Illinois mom gets hero's treatment for train track rescue

Photo Source: Ted Schurter / The State Journal-Register - Ashley Aldridge hugs Earl Moorman, whom she freed from his motorized wheelchair after it became stuck at a railroad crossing seconds before a train crashed into it last week in Auburn.

CHATHAM, Ill. (AP) — A young mother has been hailed a hero after she rescued a man in a wheelchair from an oncoming train in central Illinois.

Last week, 75-year-old Earl Moorman's motorized wheelchair became stuck on railroad tracks near Ashley Aldridge's home in Auburn. Aldridge, 19, heard him screaming and ran out the door as she heard the train blast its horn.

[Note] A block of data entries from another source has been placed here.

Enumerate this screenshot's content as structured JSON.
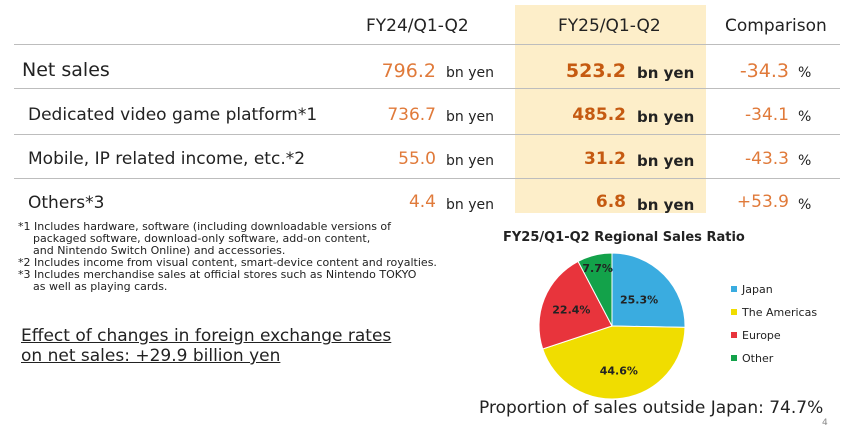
{
  "headers": {
    "col1": "FY24/Q1-Q2",
    "col2": "FY25/Q1-Q2",
    "col3": "Comparison"
  },
  "rows": [
    {
      "label": "Net sales",
      "v1": "796.2",
      "u1": "bn yen",
      "v2": "523.2",
      "u2": "bn yen",
      "cmp": "-34.3",
      "pct": "%"
    },
    {
      "label": "Dedicated video game platform*1",
      "v1": "736.7",
      "u1": "bn yen",
      "v2": "485.2",
      "u2": "bn yen",
      "cmp": "-34.1",
      "pct": "%"
    },
    {
      "label": "Mobile, IP related income, etc.*2",
      "v1": "55.0",
      "u1": "bn yen",
      "v2": "31.2",
      "u2": "bn yen",
      "cmp": "-43.3",
      "pct": "%"
    },
    {
      "label": "Others*3",
      "v1": "4.4",
      "u1": "bn yen",
      "v2": "6.8",
      "u2": "bn yen",
      "cmp": "+53.9",
      "pct": "%"
    }
  ],
  "notes": {
    "n1_line1": "*1 Includes hardware, software (including downloadable versions of",
    "n1_line2": "packaged software, download-only software, add-on content,",
    "n1_line3": "and Nintendo Switch Online) and accessories.",
    "n2": "*2 Includes income from visual content, smart-device content and royalties.",
    "n3_line1": "*3 Includes merchandise sales at official stores such as Nintendo TOKYO",
    "n3_line2": "as well as playing cards."
  },
  "effect": {
    "line1": "Effect of changes in foreign exchange rates",
    "line2": "on net sales: +29.9 billion yen"
  },
  "footer": {
    "proportion": "Proportion of sales outside Japan: 74.7%",
    "page_number": "4"
  },
  "colors": {
    "highlight": "#fdeec9",
    "number": "#e07a3a",
    "number_bold": "#c55a11",
    "Japan": "#3aace0",
    "The Americas": "#f0dd00",
    "Europe": "#e8343c",
    "Other": "#13a24a"
  },
  "chart_data": {
    "type": "pie",
    "title": "FY25/Q1-Q2 Regional Sales Ratio",
    "categories": [
      "Japan",
      "The Americas",
      "Europe",
      "Other"
    ],
    "values": [
      25.3,
      44.6,
      22.4,
      7.7
    ],
    "labels": [
      "25.3%",
      "44.6%",
      "22.4%",
      "7.7%"
    ],
    "legend_position": "right"
  }
}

She reached him just in time, struggling at first but finally pulling Moorman from the wheelchair and carrying him to safety. Police later told Aldridge that the Amtrak train was speeding through town at 81 mph. The wheelchair was destroyed.

Moorman called Aldridge, whom he had never met before, his "guardian angel."

Aldridge, the mother of 2 toddlers, was honored Monday as a "Hometown Hero" with a supermarket shopping spree in nearby Chatham, some 210 miles southwest of Chicago.

"I'm pretty excited because we haven't been able to buy a whole bunch of food for the kids," Aldridge said at Chatham Country Market, where she grabbed $187 in free food in three minutes. "I'm glad I can finally make them real food and not macaroni and cheese all the time."

The shopping spree and other donations — free Amtrak tickets and an honorary black belt from a local martial arts school — come at a good time for Aldridge's family. Before the rescue, someone broke into their home and stole money meant for bills.